In the case of a vaccine against anthrax, the situation is even more complex. The illness cannot be transmitted from person to person. There-fore, there is no possibility of herd immunity, nor is there a reason to vaccinate the entire population. Thus, the vaccine should be targeted to those at higher risk of disease. In light of recent events, however, that target population has become very fluid, whereas formerly it was definable. Historically, the licensed vaccine was recommended only for those at risk for occupational exposure to anthrax bacteria or spores. However, in recent years the risk of biological warfare led to a judgment that military personnel were at occupational risk of exposure and should receive the anthrax vaccine. Recent bioterrorist use of anthrax spores in the U.S. mail system has indicated that some civilian populations might even be considered at sufficient risk to warrant their use of an anthrax vaccine, if one were available, sufficiently safe, and sufficiently effective.
As noted earlier, this report does not address the military policy to vaccinate all service members, nor does it consider which other populations should be considered for vaccination.
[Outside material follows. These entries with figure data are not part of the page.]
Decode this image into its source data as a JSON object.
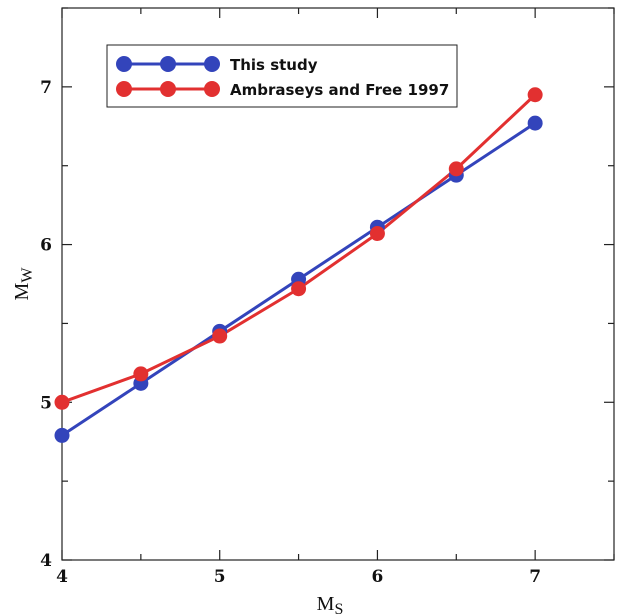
{
  "chart_data": {
    "type": "line",
    "title": "",
    "xlabel": {
      "main": "M",
      "sub": "S"
    },
    "ylabel": {
      "main": "M",
      "sub": "W"
    },
    "xlim": [
      4,
      7.5
    ],
    "ylim": [
      4,
      7.5
    ],
    "x_ticks": [
      4,
      5,
      6,
      7
    ],
    "y_ticks": [
      4,
      5,
      6,
      7
    ],
    "grid": false,
    "legend_position": "top-left",
    "series": [
      {
        "name": "This study",
        "color": "#3344bb",
        "x": [
          4,
          4.5,
          5,
          5.5,
          6,
          6.5,
          7
        ],
        "y": [
          4.79,
          5.12,
          5.45,
          5.78,
          6.11,
          6.44,
          6.77
        ]
      },
      {
        "name": "Ambraseys and Free 1997",
        "color": "#e23030",
        "x": [
          4,
          4.5,
          5,
          5.5,
          6,
          6.5,
          7
        ],
        "y": [
          5.0,
          5.18,
          5.42,
          5.72,
          6.07,
          6.48,
          6.95
        ]
      }
    ]
  }
}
These questions were not part of the charge to the committee, nor is biological warfare or bioterrorist risk assessment part of its expertise. Rather, the report focuses on the efficacy and safety of the current licensed vaccine and provides information for those who must establish vaccination policy.
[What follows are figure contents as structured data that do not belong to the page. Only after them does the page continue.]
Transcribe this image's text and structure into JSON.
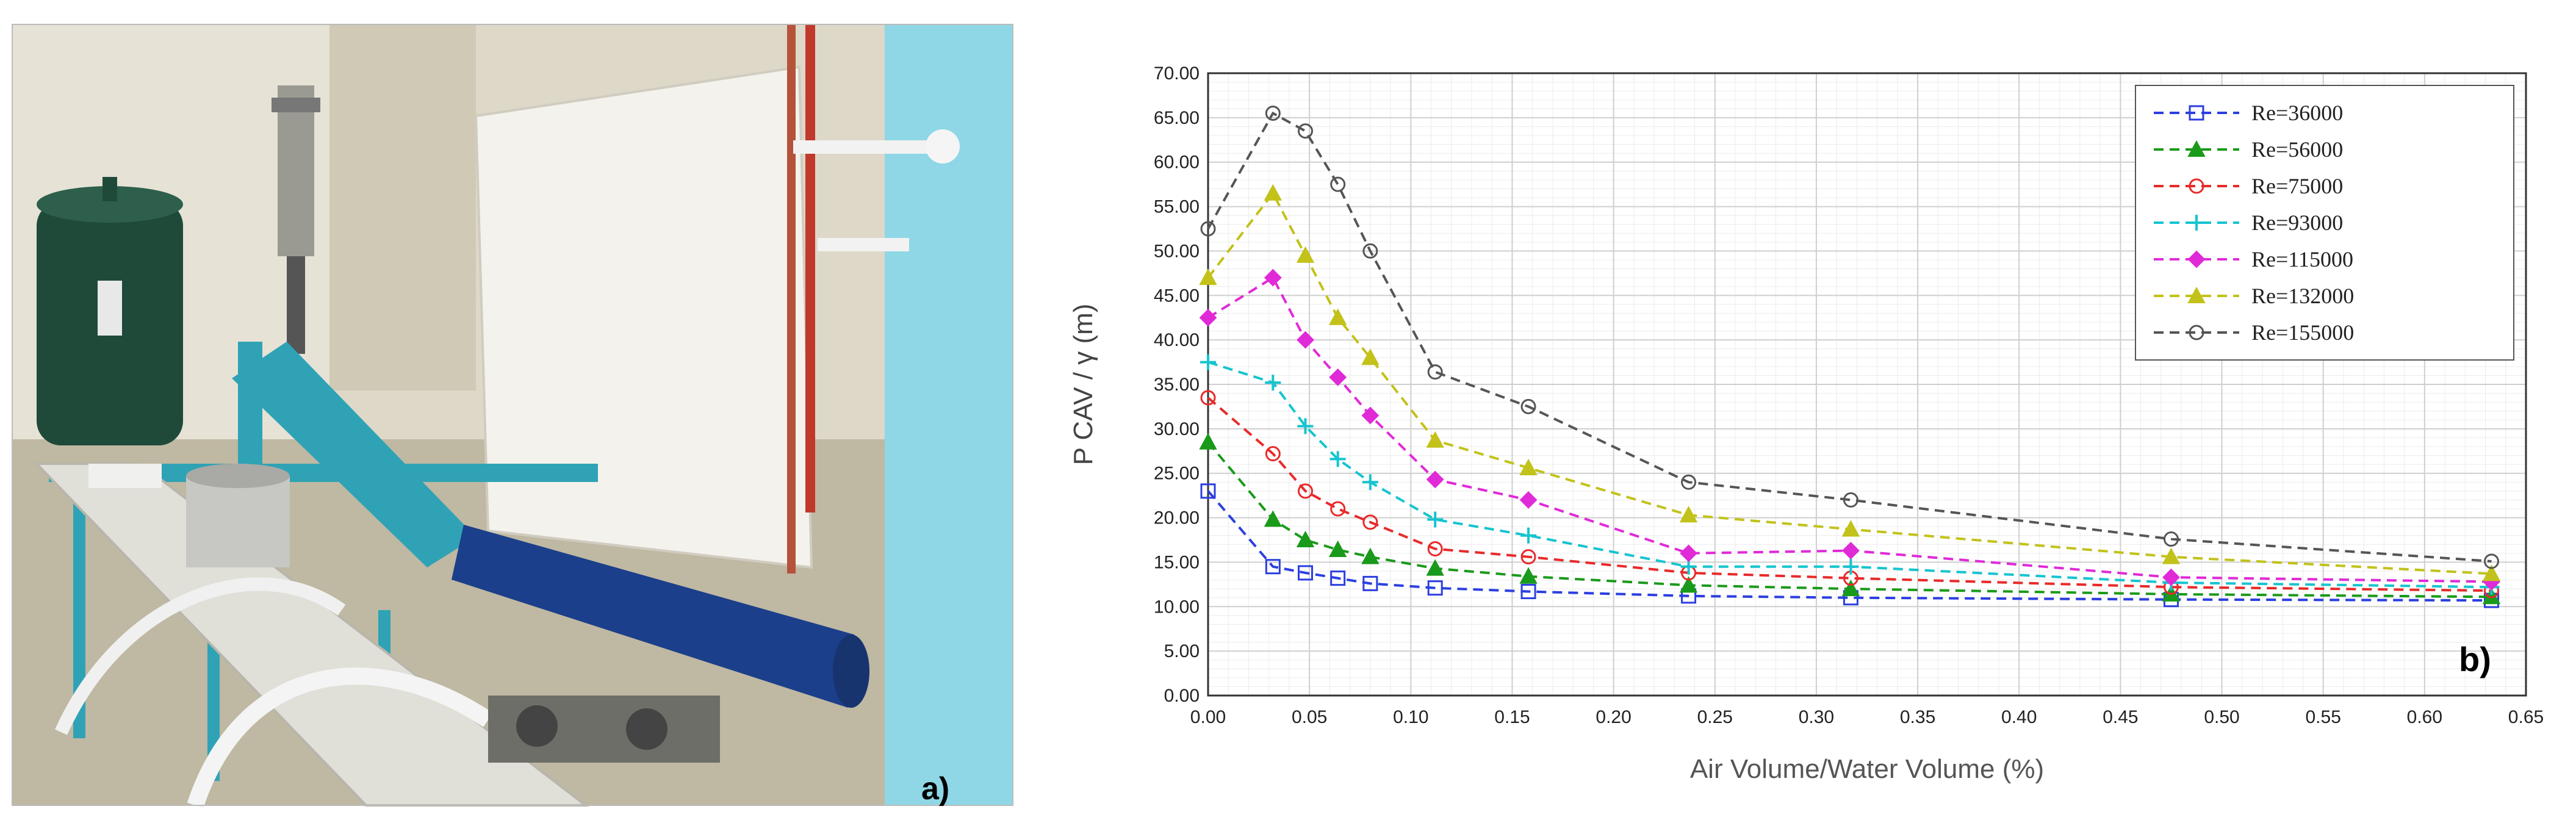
{
  "panels": {
    "photo_label": "a)",
    "chart_label": "b)"
  },
  "colors": {
    "wall": "#d9d4c6",
    "tank": "#1f4a3a",
    "frame": "#2fa3b5",
    "pipe": "#1b3f8a"
  },
  "chart_data": {
    "type": "line",
    "xlabel": "Air Volume/Water Volume (%)",
    "ylabel": "P CAV / γ (m)",
    "xlim": [
      0,
      0.65
    ],
    "ylim": [
      0,
      70
    ],
    "xticks": [
      "0.00",
      "0.05",
      "0.10",
      "0.15",
      "0.20",
      "0.25",
      "0.30",
      "0.35",
      "0.40",
      "0.45",
      "0.50",
      "0.55",
      "0.60",
      "0.65"
    ],
    "yticks": [
      "0.00",
      "5.00",
      "10.00",
      "15.00",
      "20.00",
      "25.00",
      "30.00",
      "35.00",
      "40.00",
      "45.00",
      "50.00",
      "55.00",
      "60.00",
      "65.00",
      "70.00"
    ],
    "grid": true,
    "legend_position": "top-right",
    "x": [
      0,
      0.032,
      0.048,
      0.064,
      0.08,
      0.112,
      0.158,
      0.237,
      0.317,
      0.475,
      0.633
    ],
    "series": [
      {
        "name": "Re=36000",
        "color": "#2b3fe0",
        "marker": "square",
        "values": [
          23.0,
          14.5,
          13.8,
          13.2,
          12.6,
          12.1,
          11.7,
          11.2,
          11.0,
          10.8,
          10.7
        ]
      },
      {
        "name": "Re=56000",
        "color": "#1a9a1a",
        "marker": "triangle",
        "values": [
          28.5,
          19.8,
          17.5,
          16.4,
          15.6,
          14.3,
          13.4,
          12.4,
          12.0,
          11.4,
          11.1
        ]
      },
      {
        "name": "Re=75000",
        "color": "#e82a2a",
        "marker": "circle",
        "values": [
          33.5,
          27.2,
          23.0,
          21.0,
          19.5,
          16.5,
          15.6,
          13.8,
          13.2,
          12.2,
          11.8
        ]
      },
      {
        "name": "Re=93000",
        "color": "#16c4cf",
        "marker": "plus",
        "values": [
          37.5,
          35.2,
          30.3,
          26.6,
          24.0,
          19.8,
          18.0,
          14.5,
          14.5,
          12.7,
          12.2
        ]
      },
      {
        "name": "Re=115000",
        "color": "#e02ad8",
        "marker": "diamond",
        "values": [
          42.5,
          47.0,
          40.0,
          35.8,
          31.5,
          24.3,
          22.0,
          16.0,
          16.3,
          13.3,
          12.8
        ]
      },
      {
        "name": "Re=132000",
        "color": "#c2c21a",
        "marker": "triangle",
        "values": [
          47.0,
          56.5,
          49.5,
          42.5,
          38.0,
          28.7,
          25.6,
          20.3,
          18.7,
          15.6,
          13.7
        ]
      },
      {
        "name": "Re=155000",
        "color": "#555555",
        "marker": "circle",
        "values": [
          52.5,
          65.5,
          63.5,
          57.5,
          50.0,
          36.4,
          32.5,
          24.0,
          22.0,
          17.6,
          15.1
        ]
      }
    ]
  }
}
ORGANIZATION OF THE REPORT
The varied components of the committee’s statement of task (see Appendix A) fall into broad categories of efficacy, safety, manufacturing, and future needs. This report is organized into these categories as well. Chapter 2 provides background material about the disease known as anthrax, the licensed anthrax vaccine, and the data available for evaluation of its safety
and efficacy. Information relevant to assessing the efficacy of the vaccine is presented in Chapter 3. The establishment of efficacy is crucial before one can consider the use of any such intervention, and no safety risk is tolerable in the absence of efficacy. Chapter 4 introduces the types of information available concerning the assessment of vaccine safety, whereas Chapters 5 and 6 review the safety data available on this vaccine from case reports and from epidemiologic studies, respectively. Issues related to manufacturing are reviewed in Chapter 7, and in Chapter 8 the committee discusses needs for future efforts, including gaps in research.
CDC (Centers for Disease Control and Prevention). 2000. Use of anthrax vaccine in the United States: recommendations of the Advisory Committee on Immunization Practices (ACIP). MMWR (Morbidity and Mortality Weekly Report) 49(RR-15):1–20.
CDC. 2001. Update: investigation of bioterrorism-related inhalational anthrax—Connecticut, 2001. MMWR (Morbidity and Mortality Weekly Report) 50(47):1049–1051.
Henderson DA. 1999. The looming threat of bioterrorism. Science 283(5406):1279–1282.
IOM (Institute of Medicine). 2000. Gulf War and Health. Washington, D.C.: National Academy Press.
IOM. 2001. CDC Anthrax Vaccine Safety & Efficacy Research Program. Interim Report. Washington, D.C.: National Academy Press.
Zilinskas RA. 1997. Iraq’s biological weapons: the past as future? JAMA 278(5):418–424.